Tinberg himself lost his job as arts reporter for the Los Angeles Times after a real estate mogul bought the paper and gutted its staff. Tinberg makes a comparison to the disappearance of art and music classes from America’s public schools, the dismissal of the arts in favor of readership and education that caters to big business and its recruitment of properly educated and prepared novices. Even here, the days of the paid apprentice are over; the rungs of the ladder in creative industries have been gutted in favor of unpaid internships. Cities such as New York and San Francisco are driving out the very people who developed their unique cultures, their remarkable ethnic neighborhoods, their musical styles and artistic movements, and the venues that supported them. They, and similar cities, are becoming cities with dwindling middle classes – the segment of society that served as hubs for art and music. Tinberg’s evocative interviews allow creative people to speak for themselves, producing panoply of squandered talent and sidelined innovation.

Nonetheless, there are some bright spots and Timberg ends his book on a positive note. Television has never been better. Young artists have made a point of escaping from “class” distinctions. Mainstream publishers, Movie studios and record companies are taking more chances. Blogs, articles, and books are being written about the greed and venality of the top 1% who “have no home town or home team of any kind. Their dedication is entree to capital and to its frictionless international exchange” (p. 233). At the same time, it is acknowledged that many billionaires come across as intelligent and decent” another sign of hope. The challenge facing American society is to encourage a creative class that is robust, productive, and secure. “It means being ornery, forward-looking, and wise” (p. 252). Midcentury intellectuals who assailed middlebrow culture, “did not know how good we had it” (p. 255).

Tinberg is highly selective in making his case. The Soviet Union took a different trajectory yet is only referred to a few times. Eastern European counties are referred to less, Asia and Africa barely at all. Nevertheless, this is an original and remarkable account of the current struggles of the “creative class” (if that word actually describes the people Timberg is writing about). It also points to a cultural crisis in the United States and, perhaps, other parts of the world as well.
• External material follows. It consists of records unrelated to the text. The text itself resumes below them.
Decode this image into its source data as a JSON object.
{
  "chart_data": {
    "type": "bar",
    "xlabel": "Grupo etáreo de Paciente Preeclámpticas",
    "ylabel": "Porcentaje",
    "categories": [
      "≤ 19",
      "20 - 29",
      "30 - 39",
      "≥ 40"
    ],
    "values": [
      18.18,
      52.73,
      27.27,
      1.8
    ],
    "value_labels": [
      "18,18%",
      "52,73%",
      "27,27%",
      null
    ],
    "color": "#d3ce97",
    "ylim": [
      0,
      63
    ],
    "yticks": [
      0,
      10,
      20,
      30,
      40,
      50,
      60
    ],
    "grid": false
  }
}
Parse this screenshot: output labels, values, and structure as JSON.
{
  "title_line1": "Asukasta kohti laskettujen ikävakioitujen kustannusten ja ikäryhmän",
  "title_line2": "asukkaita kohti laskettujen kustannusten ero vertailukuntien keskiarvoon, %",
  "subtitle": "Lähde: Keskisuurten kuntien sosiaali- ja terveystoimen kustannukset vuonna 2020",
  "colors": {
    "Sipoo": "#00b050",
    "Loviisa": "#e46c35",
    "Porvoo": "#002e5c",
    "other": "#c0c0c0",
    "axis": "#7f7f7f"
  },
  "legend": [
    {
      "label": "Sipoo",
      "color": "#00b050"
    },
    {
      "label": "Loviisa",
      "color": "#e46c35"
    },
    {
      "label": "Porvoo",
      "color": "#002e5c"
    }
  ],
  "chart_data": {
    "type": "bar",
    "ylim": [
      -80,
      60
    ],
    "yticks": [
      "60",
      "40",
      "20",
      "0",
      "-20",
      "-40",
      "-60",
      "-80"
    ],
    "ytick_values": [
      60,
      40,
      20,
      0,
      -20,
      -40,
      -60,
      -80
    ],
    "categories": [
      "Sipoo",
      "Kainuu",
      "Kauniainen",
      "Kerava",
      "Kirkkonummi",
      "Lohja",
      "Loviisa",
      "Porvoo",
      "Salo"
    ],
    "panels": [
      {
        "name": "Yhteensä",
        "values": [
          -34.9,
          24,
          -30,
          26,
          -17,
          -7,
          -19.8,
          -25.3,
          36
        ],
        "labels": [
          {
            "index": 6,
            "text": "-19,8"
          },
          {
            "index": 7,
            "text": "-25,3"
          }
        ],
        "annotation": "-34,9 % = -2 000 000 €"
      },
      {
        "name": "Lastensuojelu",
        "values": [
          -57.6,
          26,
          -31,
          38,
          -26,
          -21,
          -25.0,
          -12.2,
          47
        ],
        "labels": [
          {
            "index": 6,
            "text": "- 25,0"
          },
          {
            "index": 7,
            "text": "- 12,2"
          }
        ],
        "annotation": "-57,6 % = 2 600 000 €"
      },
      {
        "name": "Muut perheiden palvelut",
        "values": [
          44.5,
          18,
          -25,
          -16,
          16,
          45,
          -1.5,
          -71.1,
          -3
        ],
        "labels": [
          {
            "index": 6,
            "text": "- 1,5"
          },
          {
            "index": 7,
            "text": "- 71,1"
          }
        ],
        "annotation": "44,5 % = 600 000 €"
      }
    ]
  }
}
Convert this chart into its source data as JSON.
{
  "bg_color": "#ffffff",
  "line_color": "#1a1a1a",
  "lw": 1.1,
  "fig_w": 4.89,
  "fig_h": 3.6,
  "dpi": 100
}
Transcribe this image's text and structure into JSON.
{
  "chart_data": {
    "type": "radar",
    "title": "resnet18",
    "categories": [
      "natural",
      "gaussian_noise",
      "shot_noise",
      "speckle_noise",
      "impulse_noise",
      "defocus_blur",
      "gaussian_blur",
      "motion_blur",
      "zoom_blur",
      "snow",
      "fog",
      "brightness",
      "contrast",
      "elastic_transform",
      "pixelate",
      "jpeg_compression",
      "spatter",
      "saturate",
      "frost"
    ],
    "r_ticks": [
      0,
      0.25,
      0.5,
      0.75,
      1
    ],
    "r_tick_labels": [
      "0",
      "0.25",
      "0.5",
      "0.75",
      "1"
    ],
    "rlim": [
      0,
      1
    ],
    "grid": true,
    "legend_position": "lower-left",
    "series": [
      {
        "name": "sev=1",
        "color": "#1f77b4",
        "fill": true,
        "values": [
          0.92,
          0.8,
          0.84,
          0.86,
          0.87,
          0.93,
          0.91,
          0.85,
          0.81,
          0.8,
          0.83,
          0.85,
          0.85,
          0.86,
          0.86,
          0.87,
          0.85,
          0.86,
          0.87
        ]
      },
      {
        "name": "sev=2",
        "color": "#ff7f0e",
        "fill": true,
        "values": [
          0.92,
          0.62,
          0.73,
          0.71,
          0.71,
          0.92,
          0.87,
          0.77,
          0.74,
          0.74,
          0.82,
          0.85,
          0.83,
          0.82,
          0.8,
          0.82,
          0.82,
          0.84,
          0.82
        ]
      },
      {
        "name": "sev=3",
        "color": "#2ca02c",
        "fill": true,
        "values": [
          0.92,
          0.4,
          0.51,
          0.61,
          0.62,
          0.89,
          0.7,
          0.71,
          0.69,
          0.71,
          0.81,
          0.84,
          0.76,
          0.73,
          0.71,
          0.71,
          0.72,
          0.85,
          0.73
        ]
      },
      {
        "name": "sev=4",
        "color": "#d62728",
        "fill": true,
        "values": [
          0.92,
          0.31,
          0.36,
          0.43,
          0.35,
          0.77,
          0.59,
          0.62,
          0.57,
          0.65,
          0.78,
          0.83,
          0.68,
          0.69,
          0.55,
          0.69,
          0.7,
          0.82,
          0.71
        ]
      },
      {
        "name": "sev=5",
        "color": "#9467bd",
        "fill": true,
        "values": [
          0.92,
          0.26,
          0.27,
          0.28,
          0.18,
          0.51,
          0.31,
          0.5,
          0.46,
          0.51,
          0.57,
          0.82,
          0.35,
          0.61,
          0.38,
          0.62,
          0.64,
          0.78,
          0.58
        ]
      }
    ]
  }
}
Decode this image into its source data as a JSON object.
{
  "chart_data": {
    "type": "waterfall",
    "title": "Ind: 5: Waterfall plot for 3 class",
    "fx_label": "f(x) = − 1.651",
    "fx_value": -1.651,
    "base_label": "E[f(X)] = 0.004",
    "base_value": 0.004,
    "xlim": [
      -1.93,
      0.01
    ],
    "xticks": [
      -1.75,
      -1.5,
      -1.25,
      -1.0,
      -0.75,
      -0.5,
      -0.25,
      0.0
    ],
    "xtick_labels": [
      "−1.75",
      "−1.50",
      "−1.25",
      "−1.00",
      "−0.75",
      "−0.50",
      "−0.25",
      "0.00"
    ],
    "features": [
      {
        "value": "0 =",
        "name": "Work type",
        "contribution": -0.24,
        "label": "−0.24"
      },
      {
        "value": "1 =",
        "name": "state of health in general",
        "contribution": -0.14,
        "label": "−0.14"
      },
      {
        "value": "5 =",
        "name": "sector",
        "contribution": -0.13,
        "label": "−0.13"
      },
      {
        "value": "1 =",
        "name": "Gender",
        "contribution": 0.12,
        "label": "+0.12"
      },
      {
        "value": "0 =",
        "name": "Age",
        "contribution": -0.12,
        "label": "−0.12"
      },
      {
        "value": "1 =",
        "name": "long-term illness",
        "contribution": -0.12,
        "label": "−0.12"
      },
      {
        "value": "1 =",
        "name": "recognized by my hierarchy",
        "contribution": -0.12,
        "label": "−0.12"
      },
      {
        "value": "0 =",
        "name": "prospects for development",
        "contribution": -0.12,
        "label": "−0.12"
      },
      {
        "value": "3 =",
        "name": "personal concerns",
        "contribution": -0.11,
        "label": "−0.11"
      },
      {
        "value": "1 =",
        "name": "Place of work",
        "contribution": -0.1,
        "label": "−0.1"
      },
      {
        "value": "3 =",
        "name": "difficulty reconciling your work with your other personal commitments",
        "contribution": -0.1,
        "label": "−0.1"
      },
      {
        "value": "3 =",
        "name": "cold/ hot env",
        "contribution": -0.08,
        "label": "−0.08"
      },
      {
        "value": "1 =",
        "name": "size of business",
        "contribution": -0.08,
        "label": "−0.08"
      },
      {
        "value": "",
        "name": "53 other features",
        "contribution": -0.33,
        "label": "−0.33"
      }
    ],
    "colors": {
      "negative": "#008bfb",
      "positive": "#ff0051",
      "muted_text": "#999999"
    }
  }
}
Ortega y Gasset derided “the revolt of the masses” and Dwight MacDonald dismissed with contempt “midcult and masscult.” But Timberg perceptively observes how creative culture, the very font of U.S. civilization, was enriched by this development and has described his vision for the future. He would like to see “a world in which people who are not poets read poetry and draw sustenance and wisdom from it. In which non-dancers attend dance concerts, and folks who are neither professional musicians nor foreign businessmen go to jazz shows. In which a growing not a shrinking number of people read and discuss novels, and can hear about authors and ideas in the press. Where adults, and not just children, learn to play instruments, supporting music schools and the musicians who teach there. Every decent sized city would have an array of book and record stores and performance venues, as well as a good newspaper that could afford arts coverage and assertive watchdog journalism….It means a world, in short, very different than the one we have now, and even more different than the one we’re headed toward. Without wishing, and passion, we’ll certainly never get there. With nerve and follow-through and some luck, we just might” (p. 267). This is a splendid vision. Will it ever be embodied and actualized? Timberg has provided the blueprint and the foundation should his readers enlist the internal motivation and the external support to actualize it.

References

Gasset, O. (1994). The revolt of the masses. New York: W. W. Norton& Company. (Edition: Reissue)

MacDonald, D. (2011). Masscult and midcult: Essays against the American grain. New York: Review Books Classics.